The following factors should be considered when choosing a bulk trading platform: 1. Liquidity: Priority is given to platforms with an average daily trading volume of more than US$5 billion. 2. Compliance: Check whether the platform holds licenses such as FinCEN in the United States, MiCA in the European Union. 3. Security: Cold wallet storage ratio and insurance mechanism are key indicators. 4. Service capability: Whether to provide exclusive account managers and customized transaction tools.

Provides a variety of complex trading tools and market analysis. It covers more than 100 countries, has an average daily derivative trading volume of over US$30 billion, supports more than 300 trading pairs and 200 times leverage, has strong technical strength, a huge global user base, provides professional trading platforms, secure storage solutions and rich trading pairs.

The top ten secure digital currency exchanges in 2025 are: 1. Binance, 2. OKX, 3. gate.io, 4. Coinbase, 5. Kraken, 6. Huobi, 7. Bitfinex, 8. KuCoin, 9. Bybit, 10. Bitstamp. These platforms adopt multi-level security measures, including separation of hot and cold wallets, multi-signature technology, and a 24/7 monitoring system to ensure the safety of user funds.

Common stablecoins are: 1. Tether, issued by Tether, pegged to the US dollar, widely used but transparency has been questioned; 2. US dollar, issued by Circle and Coinbase, with high transparency and favored by institutions; 3. DAI, issued by MakerDAO, decentralized, and popular in the DeFi field; 4. Binance Dollar (BUSD), cooperated by Binance and Paxos, and performed excellent in transactions and payments; 5. TrustTo

As of 2025, the number of stablecoin exchanges is about 1,000. 1. Stable coins supported by fiat currencies include USDT, USDC, etc. 2. Cryptocurrency-backed stablecoins such as DAI and sUSD. 3. Algorithm stablecoins such as TerraUSD. 4. There are also hybrid stablecoins.

Choosing a reliable exchange is crucial. The top ten exchanges such as Binance, OKX, and Gate.io have their own characteristics. New apps such as CoinGecko and Crypto.com are also worth paying attention to.

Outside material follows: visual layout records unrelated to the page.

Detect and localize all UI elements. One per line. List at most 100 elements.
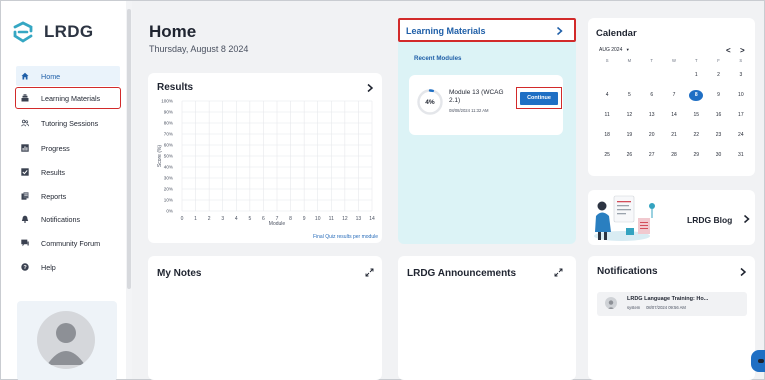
- caret-down-icon: ▼: [625, 47, 630, 52]
- calendar-day[interactable]: 26: [618, 145, 640, 165]
- page-date: Thursday, August 8 2024: [149, 44, 249, 54]
- book-stack-icon: [21, 94, 29, 102]
- calendar-day[interactable]: 23: [707, 125, 729, 145]
- sidebar-item-label: Community Forum: [41, 238, 101, 248]
- calendar-day[interactable]: 30: [707, 145, 729, 165]
- chat-widget-button[interactable]: [751, 350, 765, 372]
- notification-title: LRDG Language Training: Ho...: [627, 296, 709, 302]
- y-tick-label: 30%: [164, 176, 173, 181]
- sidebar-item-label: Progress: [41, 143, 70, 153]
- expand-icon[interactable]: [554, 268, 563, 277]
- calendar-day[interactable]: 9: [707, 85, 729, 105]
- continue-button[interactable]: Continue: [520, 91, 558, 105]
- x-tick-label: 3: [221, 216, 224, 222]
- calendar-day[interactable]: 31: [730, 145, 752, 165]
- calendar-day[interactable]: 16: [707, 105, 729, 125]
- calendar-day[interactable]: 6: [641, 85, 663, 105]
- avatar[interactable]: [37, 311, 95, 369]
- weekday-row: SMTWTFS: [596, 56, 752, 65]
- scrollbar-thumb[interactable]: [127, 9, 131, 289]
- notification-meta: system 08/07/2024 09:56 AM: [627, 305, 686, 310]
- calendar-day[interactable]: 21: [663, 125, 685, 145]
- announcements-title: LRDG Announcements: [407, 268, 517, 279]
- logo-text: LRDG: [44, 22, 94, 41]
- sidebar-item-progress[interactable]: Progress: [16, 138, 120, 158]
- weekday-label: F: [717, 58, 720, 63]
- calendar-day[interactable]: 24: [730, 125, 752, 145]
- chat-icon: [758, 359, 764, 363]
- y-tick-label: 90%: [164, 110, 173, 115]
- logo[interactable]: LRDG: [11, 20, 93, 44]
- calendar-day[interactable]: 18: [596, 125, 618, 145]
- logo-icon: [13, 21, 33, 43]
- notification-item[interactable]: LRDG Language Training: Ho... system 08/…: [597, 292, 747, 316]
- calendar-day[interactable]: 7: [663, 85, 685, 105]
- y-tick-label: 0%: [166, 209, 173, 214]
- calendar-day[interactable]: 4: [596, 85, 618, 105]
- bell-icon: [21, 215, 29, 223]
- calendar-day[interactable]: 11: [596, 105, 618, 125]
- expand-icon[interactable]: [365, 268, 374, 277]
- sidebar-scrollbar[interactable]: [126, 1, 132, 379]
- blog-title: LRDG Blog: [687, 215, 733, 225]
- sidebar-item-learning-materials[interactable]: Learning Materials: [15, 87, 121, 109]
- x-tick-label: 6: [262, 216, 265, 222]
- y-tick-label: 60%: [164, 143, 173, 148]
- calendar-day[interactable]: 10: [730, 85, 752, 105]
- forum-icon: [21, 239, 29, 247]
- chevron-right-icon[interactable]: [738, 267, 748, 277]
- calendar-day[interactable]: 22: [685, 125, 707, 145]
- x-tick-label: 2: [208, 216, 211, 222]
- calendar-day[interactable]: 3: [730, 65, 752, 85]
- sidebar-item-label: Notifications: [41, 214, 81, 224]
- prev-month-button[interactable]: <: [726, 46, 731, 55]
- notification-time: 08/07/2024 09:56 AM: [646, 305, 686, 310]
- sidebar-item-community-forum[interactable]: Community Forum: [16, 233, 120, 253]
- calendar-day[interactable]: 25: [596, 145, 618, 165]
- calendar-day[interactable]: 14: [663, 105, 685, 125]
- x-tick-label: 11: [329, 216, 334, 222]
- calendar-day[interactable]: 12: [618, 105, 640, 125]
- calendar-day[interactable]: 29: [685, 145, 707, 165]
- calendar-day[interactable]: 1: [685, 65, 707, 85]
- calendar-day[interactable]: 20: [641, 125, 663, 145]
- sidebar: LRDG Home Learning Materials Tutoring Se…: [1, 1, 126, 380]
- bar-chart-icon: [21, 144, 29, 152]
- notes-title: My Notes: [157, 268, 202, 279]
- y-tick-label: 40%: [164, 165, 173, 170]
- calendar-day[interactable]: 17: [730, 105, 752, 125]
- profile-card[interactable]: [17, 301, 117, 380]
- calendar-day[interactable]: 15: [685, 105, 707, 125]
- results-chart: 100%90%80%70%60%50%40%30%20%10%0%0 1 2 3 4 5 6…: [157, 99, 375, 227]
- sidebar-item-label: Help: [41, 262, 56, 272]
- chevron-right-icon: [557, 26, 563, 36]
- sidebar-item-home[interactable]: Home: [16, 66, 120, 86]
- calendar-day[interactable]: 27: [641, 145, 663, 165]
- sidebar-item-results[interactable]: Results: [16, 162, 120, 182]
- calendar-day[interactable]: 19: [618, 125, 640, 145]
- sidebar-item-label: Tutoring Sessions: [41, 118, 99, 128]
- calendar-day[interactable]: 13: [641, 105, 663, 125]
- calendar-day-selected[interactable]: 8: [685, 85, 707, 105]
- chart-caption[interactable]: Final Quiz results per module: [268, 234, 378, 240]
- calendar-card: Calendar AUG 2024 ▼ < > SMTWTFS123456789…: [588, 18, 755, 176]
- learning-materials-header[interactable]: Learning Materials: [398, 18, 576, 42]
- results-card: Results 100% 90% 80% 70% 60% 50% 40% 30% 20% 10% 0…: [148, 73, 382, 243]
- chevron-right-icon: [744, 214, 750, 224]
- x-tick-label: 13: [356, 216, 362, 222]
- sidebar-item-tutoring-sessions[interactable]: Tutoring Sessions: [16, 113, 120, 133]
- sidebar-item-help[interactable]: ? Help: [16, 257, 120, 277]
- next-month-button[interactable]: >: [740, 46, 745, 55]
- calendar-day[interactable]: 28: [663, 145, 685, 165]
- module-card[interactable]: 4% Module 13 (WCAG 2.1) 08/08/2024 11:32…: [409, 75, 563, 135]
- sidebar-item-notifications[interactable]: Notifications: [16, 209, 120, 229]
- avatar: [605, 297, 617, 309]
- blog-card[interactable]: LRDG Blog: [588, 190, 755, 245]
- calendar-empty-cell: [618, 65, 640, 85]
- calendar-day[interactable]: 5: [618, 85, 640, 105]
- page-title: Home: [149, 22, 197, 41]
- calendar-day[interactable]: 2: [707, 65, 729, 85]
- home-icon: [21, 72, 29, 80]
- month-select[interactable]: AUG 2024 ▼: [599, 47, 630, 53]
- sidebar-item-reports[interactable]: Reports: [16, 186, 120, 206]
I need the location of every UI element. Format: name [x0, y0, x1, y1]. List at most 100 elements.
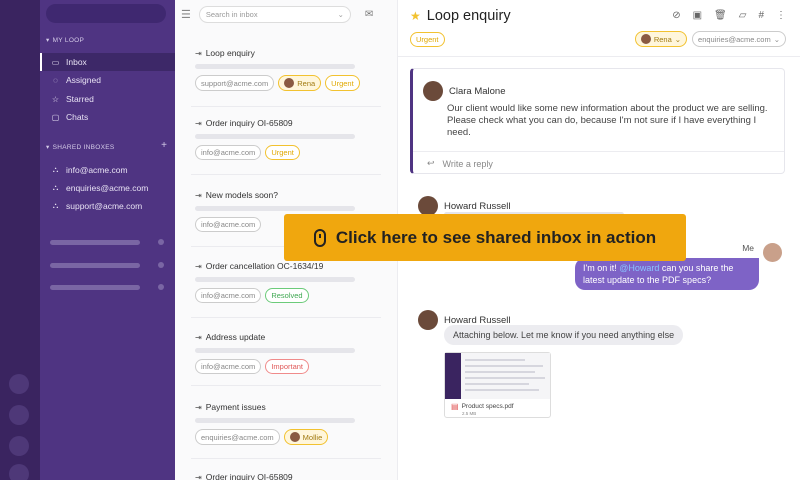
- assignee-tag: Rena: [278, 75, 322, 91]
- team-icon: ⛬: [52, 183, 59, 192]
- star-icon[interactable]: ★: [410, 9, 421, 23]
- sidebar-placeholder: [50, 240, 140, 245]
- divider: [191, 174, 381, 175]
- chevron-down-icon: ⌄: [674, 34, 682, 44]
- add-inbox-icon[interactable]: +: [161, 140, 167, 151]
- sidebar-placeholder-dot: [158, 239, 164, 245]
- message-body: Our client would like some new informati…: [447, 103, 768, 138]
- sidebar-item-support-inbox[interactable]: ⛬ support@acme.com: [40, 197, 175, 215]
- cta-banner[interactable]: Click here to see shared inbox in action: [284, 214, 686, 261]
- divider: [398, 56, 800, 57]
- preview-placeholder: [195, 134, 355, 139]
- inbox-tag: info@acme.com: [195, 359, 262, 374]
- chat-icon: ▢: [51, 112, 60, 122]
- app-window: ▾ MY LOOP ▭ Inbox ◌ Assigned ☆ Starred ▢…: [0, 0, 800, 480]
- sidebar-placeholder: [50, 263, 140, 268]
- sidebar-item-assigned[interactable]: ◌ Assigned: [40, 71, 175, 89]
- chevron-down-icon: ▾: [46, 144, 50, 151]
- inbox-tag: support@acme.com: [195, 75, 275, 91]
- sidebar-placeholder: [50, 285, 140, 290]
- list-item[interactable]: ⇥ Payment issues enquiries@acme.com Molli…: [191, 402, 385, 459]
- my-loop-section[interactable]: ▾ MY LOOP: [46, 36, 84, 45]
- star-icon: ☆: [51, 94, 60, 104]
- list-item[interactable]: ⇥ Order inquiry OI-65809 info@acme.com Ur…: [191, 118, 385, 175]
- pdf-icon: ▤: [451, 402, 459, 411]
- workspace-avatar[interactable]: [9, 374, 29, 394]
- trash-icon[interactable]: 🗑: [714, 10, 727, 21]
- inbox-icon: ▭: [51, 57, 60, 67]
- sidebar-item-enquiries-inbox[interactable]: ⛬ enquiries@acme.com: [40, 179, 175, 197]
- preview-placeholder: [195, 348, 355, 353]
- avatar: [418, 310, 438, 330]
- chat-bubble: Attaching below. Let me know if you need…: [444, 325, 684, 345]
- inbox-tag: enquiries@acme.com: [195, 429, 280, 445]
- attachment-name: ▤ Product specs.pdf: [451, 402, 514, 411]
- preview-placeholder: [195, 418, 355, 423]
- avatar: [418, 196, 438, 216]
- status-badge: Resolved: [265, 288, 309, 303]
- workspace-avatar[interactable]: [9, 464, 29, 480]
- search-input[interactable]: Search in inbox ⌄: [198, 5, 351, 23]
- chat-bubble-own: I'm on it! @Howard can you share the lat…: [575, 258, 759, 290]
- avatar: [423, 81, 443, 101]
- archive-icon[interactable]: ▣: [693, 10, 702, 21]
- avatar: [640, 34, 651, 44]
- inbox-tag: info@acme.com: [195, 288, 262, 303]
- preview-placeholder: [195, 277, 355, 282]
- hashtag-icon[interactable]: #: [758, 10, 764, 21]
- folder-icon[interactable]: ▱: [739, 10, 747, 21]
- conversation-tags: Rena ⌄ enquiries@acme.com ⌄: [634, 31, 786, 47]
- sidebar-item-inbox[interactable]: ▭ Inbox: [40, 53, 175, 71]
- sidebar-item-info-inbox[interactable]: ⛬ info@acme.com: [40, 161, 175, 179]
- avatar: [289, 432, 300, 442]
- status-badge: Important: [265, 359, 309, 374]
- sidebar-search[interactable]: [46, 4, 166, 23]
- message-header: Clara Malone: [423, 81, 506, 101]
- more-icon[interactable]: ⋮: [776, 10, 786, 21]
- chevron-down-icon: ▾: [46, 37, 50, 44]
- inbound-icon: ⇥: [195, 118, 202, 128]
- sidebar-placeholder-dot: [158, 284, 164, 290]
- list-item[interactable]: ⇥ Order inquiry OI-65809: [195, 472, 385, 480]
- attachment-card[interactable]: ▤ Product specs.pdf 2.5 MB: [444, 352, 551, 418]
- sidebar-item-starred[interactable]: ☆ Starred: [40, 90, 175, 108]
- assignee-tag: Mollie: [283, 429, 329, 445]
- email-message: Clara Malone Our client would like some …: [410, 68, 785, 174]
- inbound-icon: ⇥: [195, 332, 202, 342]
- status-badge[interactable]: Urgent: [410, 32, 445, 47]
- workspace-avatar[interactable]: [9, 405, 29, 425]
- preview-placeholder: [195, 206, 355, 211]
- sidebar-item-chats[interactable]: ▢ Chats: [40, 108, 175, 126]
- reply-button[interactable]: ↩ Write a reply: [427, 158, 493, 169]
- inbound-icon: ⇥: [195, 48, 202, 58]
- menu-icon[interactable]: ☰: [181, 8, 191, 21]
- avatar: [284, 78, 295, 88]
- conversation-title: ★ Loop enquiry: [410, 8, 511, 24]
- attachment-size: 2.5 MB: [462, 411, 477, 416]
- compose-icon[interactable]: ✉: [365, 9, 373, 20]
- chevron-down-icon: ⌄: [337, 9, 344, 19]
- shared-inboxes-section[interactable]: ▾ SHARED INBOXES: [46, 143, 115, 152]
- chevron-down-icon: ⌄: [773, 34, 780, 44]
- sidebar: ▾ MY LOOP ▭ Inbox ◌ Assigned ☆ Starred ▢…: [40, 0, 175, 480]
- mute-icon[interactable]: ⊘: [672, 10, 680, 21]
- inbox-dropdown[interactable]: enquiries@acme.com ⌄: [692, 31, 786, 47]
- list-item[interactable]: ⇥ Loop enquiry support@acme.com Rena Urge…: [191, 48, 385, 107]
- preview-placeholder: [195, 64, 355, 69]
- list-item[interactable]: ⇥ Address update info@acme.com Important: [191, 332, 385, 386]
- toolbar: ⊘ ▣ 🗑 ▱ # ⋮: [672, 10, 786, 21]
- inbound-icon: ⇥: [195, 190, 202, 200]
- inbox-tag: info@acme.com: [195, 145, 262, 160]
- assignee-dropdown[interactable]: Rena ⌄: [634, 31, 688, 47]
- inbox-tag: info@acme.com: [195, 217, 262, 232]
- workspace-avatar[interactable]: [9, 436, 29, 456]
- workspace-rail: [0, 0, 40, 480]
- mention[interactable]: @Howard: [619, 263, 659, 273]
- status-badge: Urgent: [265, 145, 300, 160]
- inbound-icon: ⇥: [195, 402, 202, 412]
- avatar: [763, 243, 782, 262]
- divider: [191, 385, 381, 386]
- reply-icon: ↩: [427, 158, 435, 168]
- list-item[interactable]: ⇥ Order cancellation OC-1634/19 info@acme…: [191, 261, 385, 318]
- inbound-icon: ⇥: [195, 472, 202, 480]
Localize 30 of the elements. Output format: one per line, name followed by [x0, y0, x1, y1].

As of April 2025, seven cryptocurrency projects are considered to have significant growth potential: 1. Filecoin (FIL) achieves rapid development through distributed storage networks; 2. Aptos (APT) attracts DApp developers with high-performance Layer 1 public chains; 3. Polygon (MATIC) improves Ethereum network performance; 4. Chainlink (LINK) serves as a decentralized oracle network to meet smart contract needs; 5. Avalanche (AVAX) trades quickly and

DLC coins are blockchain-based cryptocurrencies that aim to provide an efficient and secure trading platform, support smart contracts and cross-chain technologies, and are suitable for the financial and payment fields.